このため、このアスペルガー傾向のある人は、「空気が読めず、相手に無理やり食事や飲みにつきあわせて相手に嫌な思いをさせたのに、特に反省もしていない」非常識なやつだとみなされてしまいます。

いかがでしょうか?

アスペルガー傾向のある人が、相手のBoundaryを侵害してしまうのはなぜか?

それは、アスペルガー傾向のある人が、他人との適切な距離を自分で図れないために苦肉の策として築いてきた独自の『親しさの法則』と、社会で叩かれてつちかった『社会のオキテ』。これらの硬直したルールを、生きたプライベートの人間関係に当てはめようとした結果なのです。それが、アスペルガー傾向のある人の思考の過程で働いているのです。

では、どうしたら解決するのでしょうか。

これは、アスペルガー傾向のある人が硬直した意味のない「社会のオキテ」で武装しなければ生きていけないような、この現在の社会を改善することが、解決の可能性を持つ方法だと思います。

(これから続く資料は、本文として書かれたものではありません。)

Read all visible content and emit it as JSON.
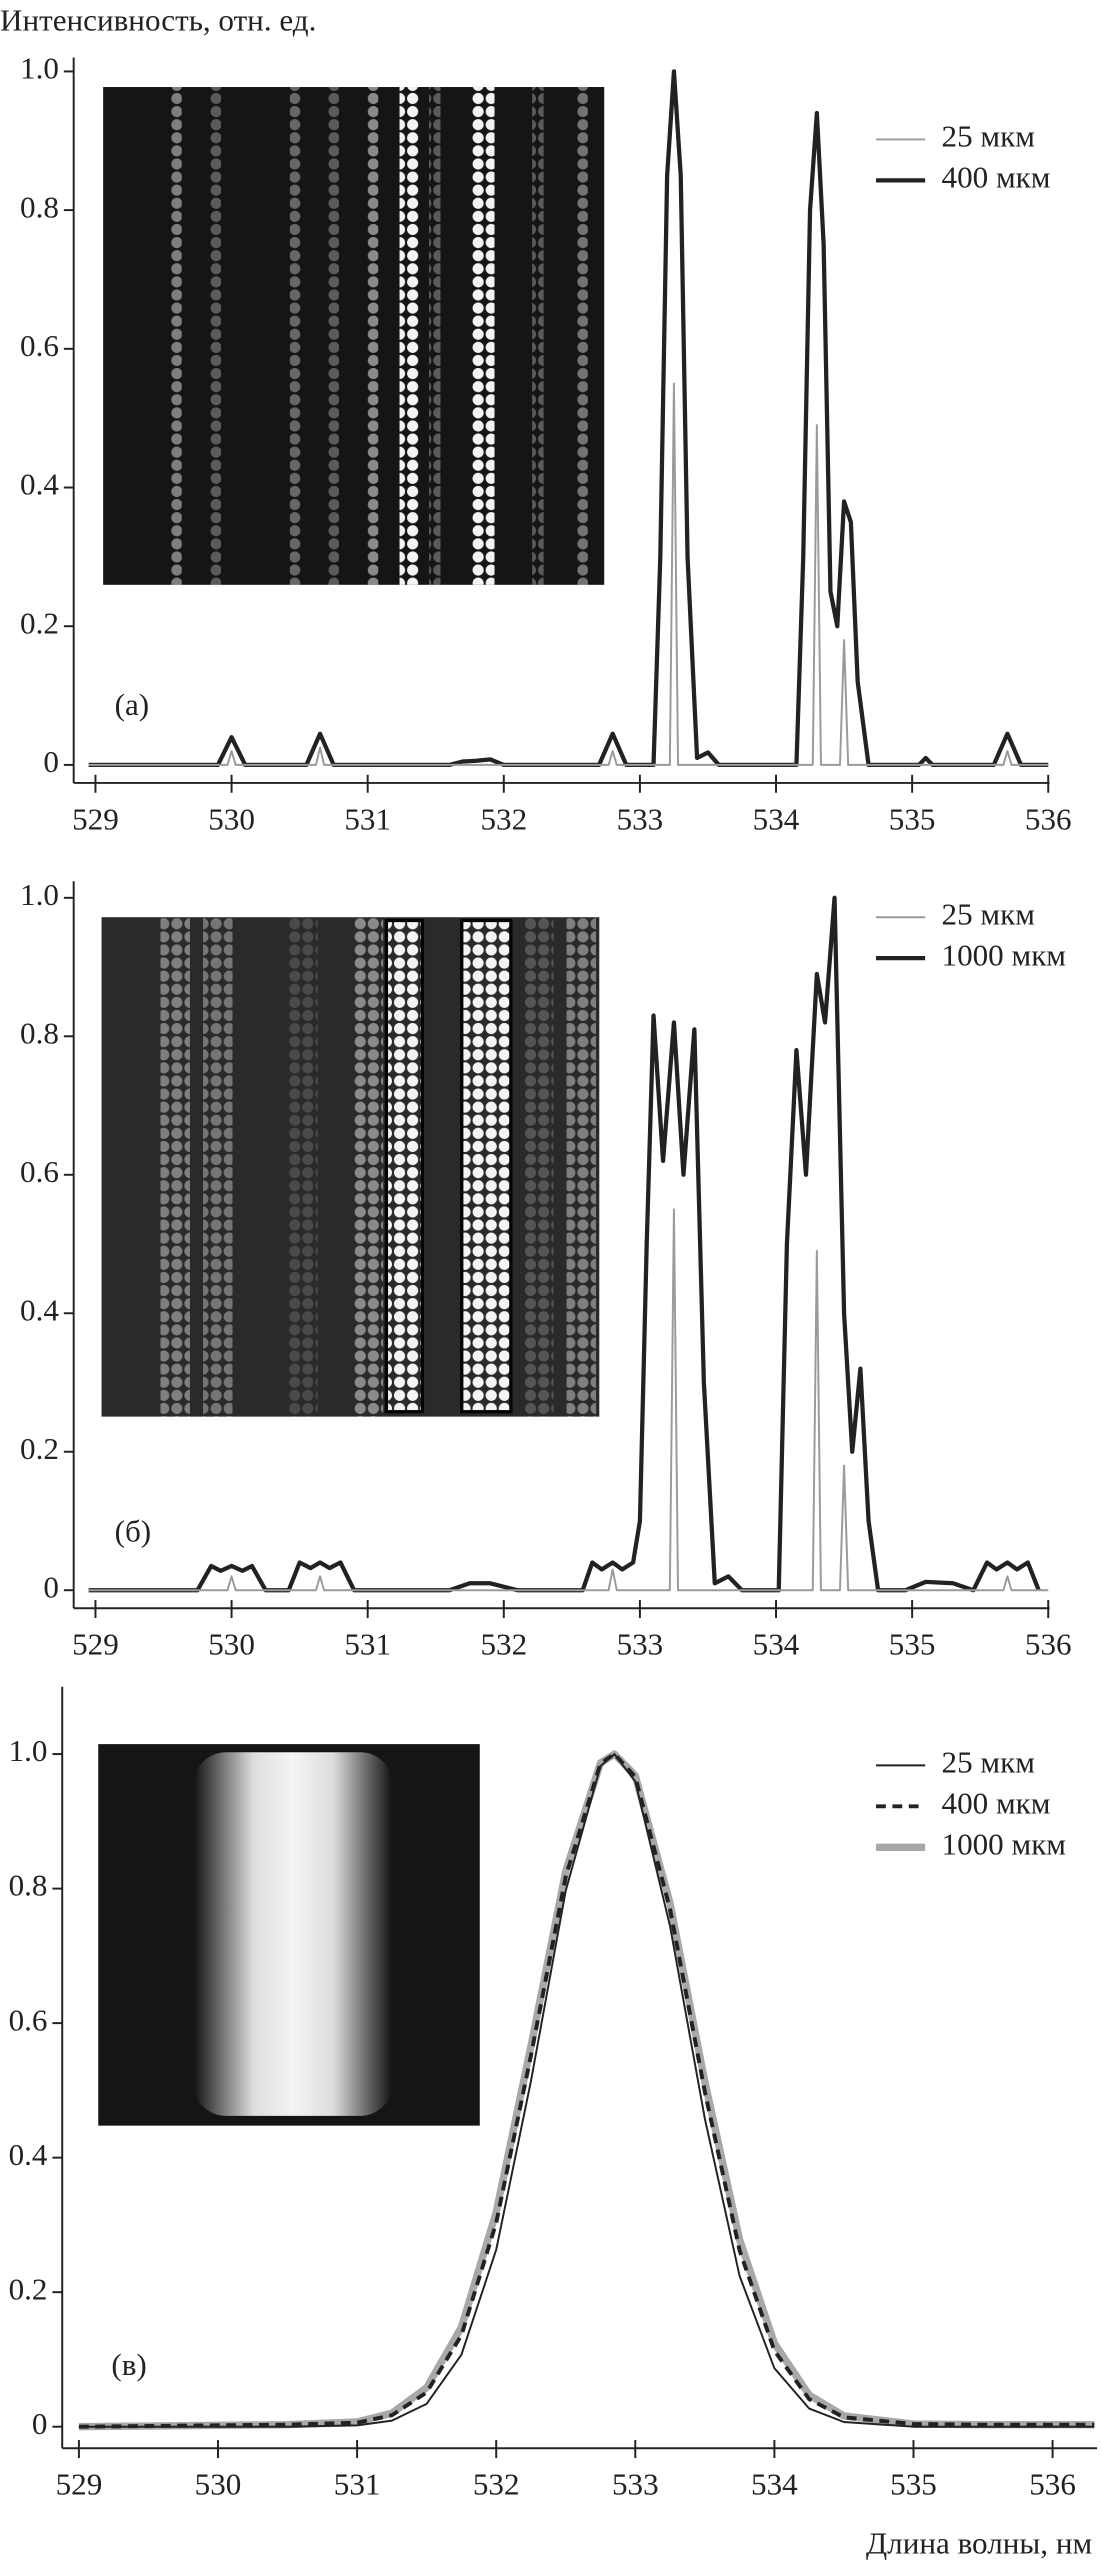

意味のない上下関係、過去から引き継がれている形骸化したシステムや前例主義、それに仕事の結果に影響しない偏見や思い込みをできるだけ無くすことです。周囲の人たちに迷惑をかけない範囲で、自由な発想で話し、行動し、ものをつくり、人の役にたつことです。

アスペルガーの人は、どちらかというと現実主義です。

現実的にどうしたら優れたモノを作ることができるか、効率的なシステムを構築できるか、判っています。

ただ、それによって過去から引き継がれている古いシステムを壊すことを恐れない。古いシステムを壊すことによって、いま恩恵を受けているある種の人たちの怒りを買ってしまうのです。そのある種の人たち、というのが、現在では依然、大多数であったり、強大な権力を持っていたり、さらには世間から多大な同情を集めたり、します。その結果、アスペルガーの人が失職したり孤独に陥る危険を伴うのです。

でも、恐れていてはいけないとわたしは思います。恐れず、能力を100%発揮しましょう。自分の高い能力を活かし、低い能力に自分自身をまるごとあわせることをやめましょう。

わたしたちの社会は、日本だけではなく世界は、確実にかわって変わっていきますから。

長い年月。。。もしかしたら100年以上かかるかもしれませんけど、確実に変わっていきますから。